Phase 1 (v1): ship behind a feature flag. CLI accepts type: source but the server returns 501 unless enable_source_audits is set on the org. Internal dogfooding on apps/web for 1–2 weeks. Then flip on for all customers.

Phase 2 (v1.1): SARIF source-located annotations show in PR diffs. Merge-with-runtime-audit logic in the dashboard.

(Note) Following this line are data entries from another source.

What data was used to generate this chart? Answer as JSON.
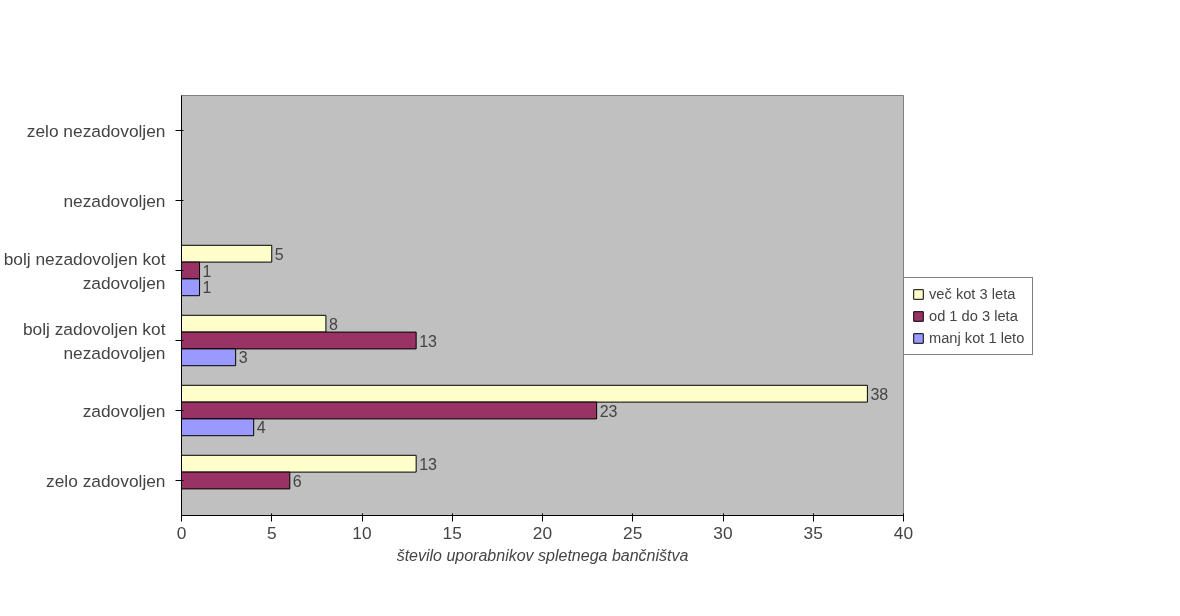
{
  "chart_data": {
    "type": "bar",
    "orientation": "horizontal",
    "categories": [
      "zelo nezadovoljen",
      "nezadovoljen",
      "bolj nezadovoljen kot zadovoljen",
      "bolj zadovoljen kot nezadovoljen",
      "zadovoljen",
      "zelo zadovoljen"
    ],
    "series": [
      {
        "name": "več kot 3 leta",
        "color": "#ffffcc",
        "values": [
          null,
          null,
          5,
          8,
          38,
          13
        ]
      },
      {
        "name": "od 1 do 3 leta",
        "color": "#993366",
        "values": [
          null,
          null,
          1,
          13,
          23,
          6
        ]
      },
      {
        "name": "manj kot 1 leto",
        "color": "#9999ff",
        "values": [
          null,
          null,
          1,
          3,
          4,
          null
        ]
      }
    ],
    "xlabel": "število uporabnikov spletnega bančništva",
    "xlim": [
      0,
      40
    ],
    "xticks": [
      0,
      5,
      10,
      15,
      20,
      25,
      30,
      35,
      40
    ],
    "data_labels": true,
    "grid": false,
    "legend": "right"
  }
}
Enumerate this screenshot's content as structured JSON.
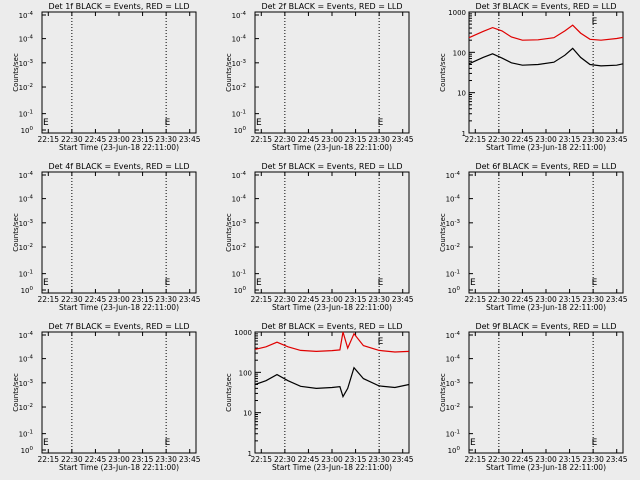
{
  "figure": {
    "background": "#ececec",
    "axis_color": "#000000",
    "events_color": "#000000",
    "lld_color": "#e00000",
    "xlabel": "Start Time (23-Jun-18 22:11:00)",
    "ylabel": "Counts/sec",
    "xtick_labels": [
      "22:15",
      "22:30",
      "22:45",
      "23:00",
      "23:15",
      "23:30",
      "23:45"
    ],
    "ylim_text": {
      "lo_left": "10",
      "lo_right": "0",
      "hi_left": "10",
      "hi_right": "4",
      "hi_neg_left": "10",
      "hi_neg_right": "-4"
    },
    "legend_note": "E"
  },
  "chart_data": [
    {
      "type": "line",
      "title": "Det 1f BLACK = Events, RED = LLD",
      "y_scale": "log",
      "ylim": [
        1,
        10000
      ],
      "yticks": [
        "10^0",
        "10^-1",
        "10^-2",
        "10^-3",
        "10^-4",
        "10^-4"
      ],
      "series": [],
      "markers": [
        "E",
        "E"
      ]
    },
    {
      "type": "line",
      "title": "Det 2f BLACK = Events, RED = LLD",
      "y_scale": "log",
      "yticks": [
        "10^0",
        "10^-1",
        "10^-2",
        "10^-3",
        "10^-4",
        "10^-4"
      ],
      "series": [],
      "markers": [
        "E",
        "E"
      ]
    },
    {
      "type": "line",
      "title": "Det 3f BLACK = Events, RED = LLD",
      "y_scale": "log",
      "ylim": [
        1,
        1000
      ],
      "yticks": [
        "1",
        "10",
        "100",
        "1000"
      ],
      "series": [
        {
          "name": "LLD",
          "color": "#e00000",
          "x": [
            "22:11",
            "22:20",
            "22:26",
            "22:32",
            "22:38",
            "22:45",
            "22:55",
            "23:05",
            "23:12",
            "23:17",
            "23:22",
            "23:28",
            "23:35",
            "23:45",
            "23:49"
          ],
          "y": [
            230,
            330,
            410,
            340,
            240,
            200,
            205,
            230,
            340,
            470,
            300,
            210,
            200,
            220,
            235
          ]
        },
        {
          "name": "Events",
          "color": "#000000",
          "x": [
            "22:11",
            "22:20",
            "22:26",
            "22:32",
            "22:38",
            "22:45",
            "22:55",
            "23:05",
            "23:12",
            "23:17",
            "23:22",
            "23:28",
            "23:35",
            "23:45",
            "23:49"
          ],
          "y": [
            52,
            75,
            92,
            72,
            55,
            48,
            50,
            57,
            85,
            125,
            75,
            50,
            46,
            48,
            52
          ]
        }
      ],
      "markers": [
        "E"
      ]
    },
    {
      "type": "line",
      "title": "Det 4f BLACK = Events, RED = LLD",
      "y_scale": "log",
      "yticks": [
        "10^0",
        "10^-1",
        "10^-2",
        "10^-3",
        "10^-4",
        "10^-4"
      ],
      "series": [],
      "markers": [
        "E",
        "E"
      ]
    },
    {
      "type": "line",
      "title": "Det 5f BLACK = Events, RED = LLD",
      "y_scale": "log",
      "yticks": [
        "10^0",
        "10^-1",
        "10^-2",
        "10^-3",
        "10^-4",
        "10^-4"
      ],
      "series": [],
      "markers": [
        "E",
        "E"
      ]
    },
    {
      "type": "line",
      "title": "Det 6f BLACK = Events, RED = LLD",
      "y_scale": "log",
      "yticks": [
        "10^0",
        "10^-1",
        "10^-2",
        "10^-3",
        "10^-4",
        "10^-4"
      ],
      "series": [],
      "markers": [
        "E",
        "E"
      ]
    },
    {
      "type": "line",
      "title": "Det 7f BLACK = Events, RED = LLD",
      "y_scale": "log",
      "yticks": [
        "10^0",
        "10^-1",
        "10^-2",
        "10^-3",
        "10^-4",
        "10^-4"
      ],
      "series": [],
      "markers": [
        "E",
        "E"
      ]
    },
    {
      "type": "line",
      "title": "Det 8f BLACK = Events, RED = LLD",
      "y_scale": "log",
      "ylim": [
        1,
        1000
      ],
      "yticks": [
        "1",
        "10",
        "100",
        "1000"
      ],
      "series": [
        {
          "name": "LLD",
          "color": "#e00000",
          "x": [
            "22:11",
            "22:18",
            "22:25",
            "22:32",
            "22:40",
            "22:50",
            "23:00",
            "23:05",
            "23:07",
            "23:10",
            "23:14",
            "23:20",
            "23:30",
            "23:40",
            "23:49"
          ],
          "y": [
            370,
            430,
            560,
            430,
            350,
            330,
            345,
            360,
            1000,
            400,
            900,
            460,
            350,
            320,
            330
          ]
        },
        {
          "name": "Events",
          "color": "#000000",
          "x": [
            "22:11",
            "22:18",
            "22:25",
            "22:32",
            "22:40",
            "22:50",
            "23:00",
            "23:05",
            "23:07",
            "23:10",
            "23:14",
            "23:20",
            "23:30",
            "23:40",
            "23:49"
          ],
          "y": [
            50,
            62,
            88,
            62,
            45,
            40,
            42,
            44,
            25,
            40,
            130,
            70,
            46,
            42,
            50
          ]
        }
      ],
      "markers": [
        "E"
      ]
    },
    {
      "type": "line",
      "title": "Det 9f BLACK = Events, RED = LLD",
      "y_scale": "log",
      "yticks": [
        "10^0",
        "10^-1",
        "10^-2",
        "10^-3",
        "10^-4",
        "10^-4"
      ],
      "series": [],
      "markers": [
        "E",
        "E"
      ]
    }
  ]
}
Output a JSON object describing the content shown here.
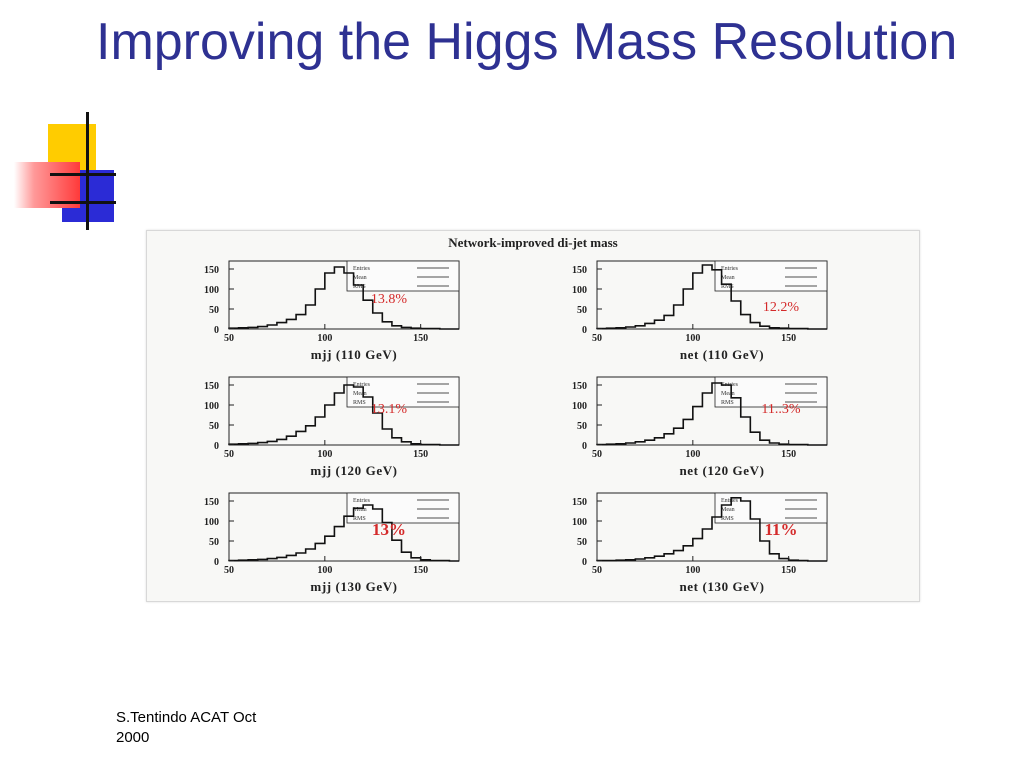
{
  "slide": {
    "title": "Improving the Higgs Mass Resolution",
    "footer_line1": "S.Tentindo ACAT Oct",
    "footer_line2": "2000"
  },
  "colors": {
    "title": "#2e3192",
    "annotation": "#d42a2a",
    "histogram": "#111111"
  },
  "figure": {
    "title": "Network-improved di-jet mass",
    "stats_labels": [
      "Entries",
      "Mean",
      "RMS"
    ]
  },
  "chart_data": [
    {
      "type": "line",
      "title": "",
      "xlabel": "mjj (110 GeV)",
      "ylabel": "",
      "xlim": [
        50,
        170
      ],
      "ylim": [
        0,
        170
      ],
      "xticks": [
        "50",
        "100",
        "150"
      ],
      "yticks": [
        "0",
        "50",
        "100",
        "150"
      ],
      "annotation": "13.8%",
      "x": [
        50,
        55,
        60,
        65,
        70,
        75,
        80,
        85,
        90,
        95,
        100,
        105,
        110,
        115,
        120,
        125,
        130,
        135,
        140,
        145,
        150,
        155,
        160,
        165,
        170
      ],
      "y": [
        2,
        3,
        4,
        6,
        10,
        16,
        24,
        36,
        60,
        100,
        140,
        155,
        140,
        110,
        72,
        40,
        18,
        8,
        4,
        2,
        1,
        1,
        0,
        0,
        0
      ]
    },
    {
      "type": "line",
      "title": "",
      "xlabel": "net (110 GeV)",
      "ylabel": "",
      "xlim": [
        50,
        170
      ],
      "ylim": [
        0,
        170
      ],
      "xticks": [
        "50",
        "100",
        "150"
      ],
      "yticks": [
        "0",
        "50",
        "100",
        "150"
      ],
      "annotation": "12.2%",
      "x": [
        50,
        55,
        60,
        65,
        70,
        75,
        80,
        85,
        90,
        95,
        100,
        105,
        110,
        115,
        120,
        125,
        130,
        135,
        140,
        145,
        150,
        155,
        160,
        165,
        170
      ],
      "y": [
        1,
        2,
        3,
        5,
        8,
        14,
        22,
        34,
        60,
        100,
        140,
        160,
        148,
        112,
        70,
        36,
        16,
        7,
        3,
        2,
        1,
        1,
        0,
        0,
        0
      ]
    },
    {
      "type": "line",
      "title": "",
      "xlabel": "mjj (120 GeV)",
      "ylabel": "",
      "xlim": [
        50,
        170
      ],
      "ylim": [
        0,
        170
      ],
      "xticks": [
        "50",
        "100",
        "150"
      ],
      "yticks": [
        "0",
        "50",
        "100",
        "150"
      ],
      "annotation": "13.1%",
      "x": [
        50,
        55,
        60,
        65,
        70,
        75,
        80,
        85,
        90,
        95,
        100,
        105,
        110,
        115,
        120,
        125,
        130,
        135,
        140,
        145,
        150,
        155,
        160,
        165,
        170
      ],
      "y": [
        2,
        3,
        4,
        6,
        9,
        14,
        22,
        34,
        48,
        70,
        100,
        130,
        150,
        145,
        120,
        80,
        40,
        18,
        8,
        3,
        1,
        1,
        0,
        0,
        0
      ]
    },
    {
      "type": "line",
      "title": "",
      "xlabel": "net (120 GeV)",
      "ylabel": "",
      "xlim": [
        50,
        170
      ],
      "ylim": [
        0,
        170
      ],
      "xticks": [
        "50",
        "100",
        "150"
      ],
      "yticks": [
        "0",
        "50",
        "100",
        "150"
      ],
      "annotation": "11..3%",
      "x": [
        50,
        55,
        60,
        65,
        70,
        75,
        80,
        85,
        90,
        95,
        100,
        105,
        110,
        115,
        120,
        125,
        130,
        135,
        140,
        145,
        150,
        155,
        160,
        165,
        170
      ],
      "y": [
        1,
        2,
        3,
        5,
        8,
        12,
        18,
        28,
        42,
        64,
        96,
        130,
        155,
        150,
        118,
        70,
        32,
        12,
        5,
        2,
        1,
        1,
        0,
        0,
        0
      ]
    },
    {
      "type": "line",
      "title": "",
      "xlabel": "mjj (130 GeV)",
      "ylabel": "",
      "xlim": [
        50,
        170
      ],
      "ylim": [
        0,
        170
      ],
      "xticks": [
        "50",
        "100",
        "150"
      ],
      "yticks": [
        "0",
        "50",
        "100",
        "150"
      ],
      "annotation": "13%",
      "x": [
        50,
        55,
        60,
        65,
        70,
        75,
        80,
        85,
        90,
        95,
        100,
        105,
        110,
        115,
        120,
        125,
        130,
        135,
        140,
        145,
        150,
        155,
        160,
        165,
        170
      ],
      "y": [
        1,
        2,
        3,
        4,
        6,
        9,
        14,
        20,
        30,
        44,
        62,
        86,
        112,
        132,
        140,
        130,
        96,
        52,
        22,
        8,
        3,
        1,
        1,
        0,
        0
      ]
    },
    {
      "type": "line",
      "title": "",
      "xlabel": "net (130 GeV)",
      "ylabel": "",
      "xlim": [
        50,
        170
      ],
      "ylim": [
        0,
        170
      ],
      "xticks": [
        "50",
        "100",
        "150"
      ],
      "yticks": [
        "0",
        "50",
        "100",
        "150"
      ],
      "annotation": "11%",
      "x": [
        50,
        55,
        60,
        65,
        70,
        75,
        80,
        85,
        90,
        95,
        100,
        105,
        110,
        115,
        120,
        125,
        130,
        135,
        140,
        145,
        150,
        155,
        160,
        165,
        170
      ],
      "y": [
        1,
        1,
        2,
        3,
        5,
        8,
        12,
        18,
        26,
        38,
        56,
        80,
        110,
        140,
        158,
        150,
        105,
        50,
        18,
        6,
        2,
        1,
        0,
        0,
        0
      ]
    }
  ]
}
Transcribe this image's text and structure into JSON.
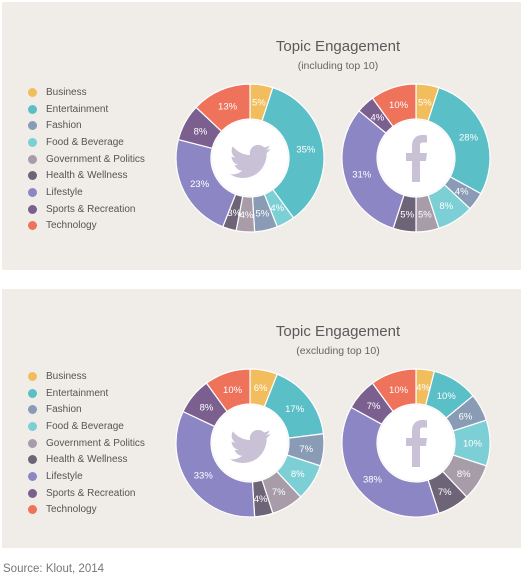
{
  "colors": {
    "Business": "#f2bd5c",
    "Entertainment": "#5bbfc8",
    "Fashion": "#8a9bb5",
    "Food & Beverage": "#7ccfd4",
    "Government & Politics": "#a79ca8",
    "Health & Wellness": "#6e6478",
    "Lifestyle": "#8d86c5",
    "Sports & Recreation": "#7a5f8f",
    "Technology": "#ef725b"
  },
  "legend": [
    "Business",
    "Entertainment",
    "Fashion",
    "Food & Beverage",
    "Government & Politics",
    "Health & Wellness",
    "Lifestyle",
    "Sports & Recreation",
    "Technology"
  ],
  "icons": {
    "twitter": "twitter-bird-icon",
    "facebook": "facebook-f-icon"
  },
  "panels": [
    {
      "title": "Topic Engagement",
      "subtitle": "(including top 10)"
    },
    {
      "title": "Topic Engagement",
      "subtitle": "(excluding top 10)"
    }
  ],
  "source": "Source: Klout, 2014",
  "chart_data": [
    {
      "type": "pie",
      "title": "Topic Engagement",
      "subtitle": "(including top 10)",
      "icon": "twitter",
      "slices": [
        {
          "label": "Business",
          "value": 5
        },
        {
          "label": "Entertainment",
          "value": 35
        },
        {
          "label": "Food & Beverage",
          "value": 4
        },
        {
          "label": "Fashion",
          "value": 5
        },
        {
          "label": "Government & Politics",
          "value": 4
        },
        {
          "label": "Health & Wellness",
          "value": 3
        },
        {
          "label": "Lifestyle",
          "value": 23
        },
        {
          "label": "Sports & Recreation",
          "value": 8
        },
        {
          "label": "Technology",
          "value": 13
        }
      ]
    },
    {
      "type": "pie",
      "title": "Topic Engagement",
      "subtitle": "(including top 10)",
      "icon": "facebook",
      "slices": [
        {
          "label": "Business",
          "value": 5
        },
        {
          "label": "Entertainment",
          "value": 28
        },
        {
          "label": "Fashion",
          "value": 4
        },
        {
          "label": "Food & Beverage",
          "value": 8
        },
        {
          "label": "Government & Politics",
          "value": 5
        },
        {
          "label": "Health & Wellness",
          "value": 5
        },
        {
          "label": "Lifestyle",
          "value": 31
        },
        {
          "label": "Sports & Recreation",
          "value": 4
        },
        {
          "label": "Technology",
          "value": 10
        }
      ]
    },
    {
      "type": "pie",
      "title": "Topic Engagement",
      "subtitle": "(excluding top 10)",
      "icon": "twitter",
      "slices": [
        {
          "label": "Business",
          "value": 6
        },
        {
          "label": "Entertainment",
          "value": 17
        },
        {
          "label": "Fashion",
          "value": 7
        },
        {
          "label": "Food & Beverage",
          "value": 8
        },
        {
          "label": "Government & Politics",
          "value": 7
        },
        {
          "label": "Health & Wellness",
          "value": 4
        },
        {
          "label": "Lifestyle",
          "value": 33
        },
        {
          "label": "Sports & Recreation",
          "value": 8
        },
        {
          "label": "Technology",
          "value": 10
        }
      ]
    },
    {
      "type": "pie",
      "title": "Topic Engagement",
      "subtitle": "(excluding top 10)",
      "icon": "facebook",
      "slices": [
        {
          "label": "Business",
          "value": 4
        },
        {
          "label": "Entertainment",
          "value": 10
        },
        {
          "label": "Fashion",
          "value": 6
        },
        {
          "label": "Food & Beverage",
          "value": 10
        },
        {
          "label": "Government & Politics",
          "value": 8
        },
        {
          "label": "Health & Wellness",
          "value": 7
        },
        {
          "label": "Lifestyle",
          "value": 38
        },
        {
          "label": "Sports & Recreation",
          "value": 7
        },
        {
          "label": "Technology",
          "value": 10
        }
      ]
    }
  ]
}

Phase 3 (v2): custom Tailwind contrast checker matures. Add CSS-in-JS analyzers if customer demand surfaces.

Open questions

Multi-framework support. v1 is JSX-heavy (React, Next, Astro). Do we need Vue / Svelte / SolidJS at v1, or are JSX + raw HTML enough?
Monorepo handling. If target.path is a workspace root, how do we let the customer say “audit apps/web/src but not apps/admin/src”? include/exclude globs handle it but the UX is wordy.
Credit fairness. A static audit covers ~20 criteria; a runtime audit covers ~50. Same 1 credit? Or weighted? Proposal: same 1 credit for v1, revisit if abuse surfaces.
eslint-plugin-jsx-a11y rule selection. They ship ~30 rules; we map ~15 to WCAG. Do we run the full set and silently drop non-WCAG findings, or only run the WCAG-mapped rules? Proposal: run the full set, emit non-WCAG findings as informational note level in SARIF but don’t count toward the grade.
Repo size cap. Tar of a typical apps/web/src is ~500KB; a monorepo could be 50MB+. Should we cap tar size on the upload endpoint? Proposal: 50MB hard cap, document it.

What’s not in this doc

The auth-injection design (cookies/headers for URL-mode audits). Separate proposal.
The history dashboard’s UI changes to surface source vs. runtime audits side-by-side. Frontend work, designed after the backend ships.
A pricing-page update if we decide to charge differently for source vs. URL audits.

Estimated effort

v1 (JSX + HTML + basic Tailwind contrast + SARIF locations, no merge logic): 2 weeks
v1.1 (merge logic + dashboard aggregation): 1 additional week
v2 (full theme-CSS resolution + CSS-in-JS): 2–3 weeks more, deferred until needed

Roughly a sprint of work for v1, two sprints to v1.1 in customer hands.